Also this week: a wild scandal in papyrology, another expression of concern for Jonathan Pruitt, and more.
FiveThirtyEight has an informative and moving piece on why COVID-19 deaths are undercounted. It focuses on Meghan’s father Bob Duffy, who passed away in March, almost certainly from COVID-19 although he was never tested. Meghan’s own remembrance of her father is here.
Another expression of concern for a paper co-authored by Jonathan Pruitt, this one in PNAS.
Nature reports on data indicating that the pandemic is reducing the productivity of women scientists relative to that of men. Disappointing but predictable.
You’ve probably already seen stories about this, but in case not, here’s an Atlantic piece on the wild story of Oxford papyrologist and MacArthur “genius” grant winner Dirk Obbink. There’s strong evidence that Obbink stole papyrus fragments from a collection at Oxford, lied about their age to inflate their worth, and sold them to a rich evangelical for millions of dollars. And Obbink’s not the only apparently-dishonest papyrologist involved in this saga. Obbink denies wrongdoing.
UPDATE: just saw this and decided to add it to this week’s linkfest rather than waiting for next one: Princeton University sociology dept is not accepting applications from any prospective graduate students this year, so as to focus on supporting their current graduate students during the pandemic.
After all of the above links, you could probably use an uplifting one. I know I could. So here’s the story of then-graduate student Lisa Piccirillo, who started working on an open problem in pure mathematics as a side project, without realizing just how old or important the problem was, and solved it in a week.

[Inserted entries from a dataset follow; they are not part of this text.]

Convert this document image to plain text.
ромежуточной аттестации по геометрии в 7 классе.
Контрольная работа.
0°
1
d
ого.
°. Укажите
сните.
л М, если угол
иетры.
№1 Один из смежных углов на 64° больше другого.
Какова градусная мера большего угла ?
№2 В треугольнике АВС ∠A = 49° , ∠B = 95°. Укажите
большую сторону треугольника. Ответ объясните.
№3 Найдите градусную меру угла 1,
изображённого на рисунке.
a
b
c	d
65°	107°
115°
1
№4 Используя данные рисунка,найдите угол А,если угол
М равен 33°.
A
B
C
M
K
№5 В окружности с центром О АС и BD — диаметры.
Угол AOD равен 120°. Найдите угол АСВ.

As a bookend to the first link, here’s a melancholy, but characteristically lovely, piece by Kieran Healy on the kitchen counter observatory. It’s for anyone who crunches numbers, especially but not exclusively those who are doing so while staying home with their children. I’ll quote a couple of bits to encourage you to click through:
People sometimes think (or complain) that working with quantitative data like this inures you to the reality of the human lives that lie behind the numbers. Numbers and measures are crude; they pick up the wrong things; they strip out the meaning of what’s happening to real people; they make it easy to ignore what can’t be counted. There’s something to those complaints. But it’s mostly a lazy critique. In practice, I find that far from distancing you from questions of meaning, quantitative data forces you to confront them. The numbers draw you in. Working with data like this is an unending exercise in humility, a constant compulsion to think through what you can and cannot see, and a standing invitation to understand what the measures really capture—what they mean, and for whom…

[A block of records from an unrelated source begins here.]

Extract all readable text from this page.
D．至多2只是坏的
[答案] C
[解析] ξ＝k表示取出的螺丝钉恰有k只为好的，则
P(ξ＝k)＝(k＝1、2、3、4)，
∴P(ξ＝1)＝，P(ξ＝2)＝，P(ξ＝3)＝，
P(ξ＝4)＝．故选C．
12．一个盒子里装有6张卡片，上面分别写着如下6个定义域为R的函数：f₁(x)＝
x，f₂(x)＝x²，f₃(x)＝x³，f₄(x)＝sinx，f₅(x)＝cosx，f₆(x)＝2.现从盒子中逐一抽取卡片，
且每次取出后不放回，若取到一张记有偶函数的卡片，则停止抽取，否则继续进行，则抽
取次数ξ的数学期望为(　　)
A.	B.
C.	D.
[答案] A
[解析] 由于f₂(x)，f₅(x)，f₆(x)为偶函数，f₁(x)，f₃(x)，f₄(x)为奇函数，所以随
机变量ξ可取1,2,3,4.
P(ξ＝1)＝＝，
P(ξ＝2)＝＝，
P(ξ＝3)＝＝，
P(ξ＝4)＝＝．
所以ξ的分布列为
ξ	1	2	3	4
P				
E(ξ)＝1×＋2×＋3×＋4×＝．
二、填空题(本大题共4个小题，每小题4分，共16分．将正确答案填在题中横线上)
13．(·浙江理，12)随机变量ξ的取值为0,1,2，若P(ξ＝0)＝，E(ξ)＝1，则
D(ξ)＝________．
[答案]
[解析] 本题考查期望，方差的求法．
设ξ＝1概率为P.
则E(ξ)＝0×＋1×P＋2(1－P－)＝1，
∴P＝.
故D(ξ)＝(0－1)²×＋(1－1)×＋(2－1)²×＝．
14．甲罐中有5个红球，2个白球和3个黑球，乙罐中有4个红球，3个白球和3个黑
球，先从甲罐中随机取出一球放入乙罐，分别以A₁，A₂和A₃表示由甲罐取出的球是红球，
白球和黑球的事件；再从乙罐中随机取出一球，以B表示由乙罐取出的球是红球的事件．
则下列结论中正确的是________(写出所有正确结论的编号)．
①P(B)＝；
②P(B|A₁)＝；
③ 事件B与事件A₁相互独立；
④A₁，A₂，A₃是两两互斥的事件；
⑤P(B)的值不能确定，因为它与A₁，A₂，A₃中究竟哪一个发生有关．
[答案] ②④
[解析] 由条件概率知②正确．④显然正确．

I sit at my kitchen-counter observatory and look at the numbers. Before my coffee is ready, I can quickly pull down a few million rows of data courtesy of a national computer network originally designed by the government to be disaggregated and robust, because they were convinced that was what it would take for communication to survive a nuclear war. I can process it using software originally written by academics in their spare time, because they were convinced that sophisticated tools should be available to everyone for free. Through this observatory I can look out without even looking up, surveying the scale and scope of the country’s ongoing, huge, avoidable failure. Everything about this is absurd.